La châtaigne est le produit-cœur de la Castagniccia, cette région dont le nom vient de l'arbre lui-même. Sa farine a une AOP, et c'est elle qui sépare le vrai produit corse d'une simple farine de châtaigne. Voici comment la reconnaître et l'utiliser.
On trouve de la farine de châtaigne un peu partout, y compris d'origine continentale ou d'import. La mention AOP « Farine de châtaigne corse / Farina castagnina corsa » garantit que les châtaignes viennent de l'aire corse, de variétés locales, séchées et moulues selon le cahier des charges. Sans cette mention, vous achetez peut-être une bonne farine — mais pas le produit qui fait l'identité de la Castagniccia. C'est exactement le genre de nuance qui sépare un achat éclairé d'un achat « goût corse ».
Tout commence à l'automne, quand les châtaignes tombent. Elles sont ensuite séchées — traditionnellement dans des séchoirs, le fucone — puis moulues. La farine de la nouvelle récolte arrive donc en fin d'année. Une farine de châtaigne se conserve bien, mais elle reste un produit vivant : achetée au plus près de la récolte, elle a le plus de parfum.

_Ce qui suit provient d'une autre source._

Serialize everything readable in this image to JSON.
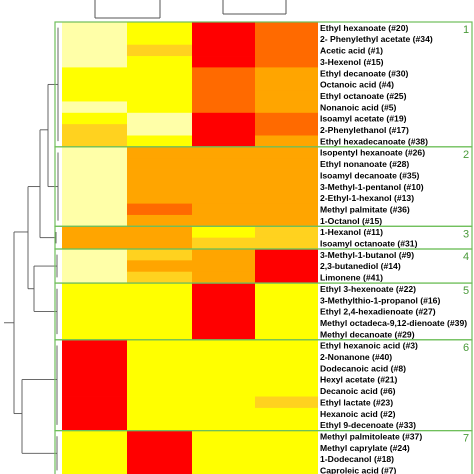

L'usage roi, c'est la pulenta (à ne pas confondre avec la polenta de maïs) : une bouillie ferme de farine de châtaigne, servie avec du figatellu ou du brocciu. La farine entre aussi dans les gâteaux — le castagnacciu — les crêpes et les biscuits. Et puis il y a la bière à la châtaigne, la Pietra en tête, qui a fait connaître le produit bien au-delà de l'île.
Le repère à garder : sur le sachet, cherchez la mention AOP « Farina castagnina corsa » et la zone. C'est elle, pas le mot « châtaigne » seul, qui garantit le vrai produit de Castagniccia.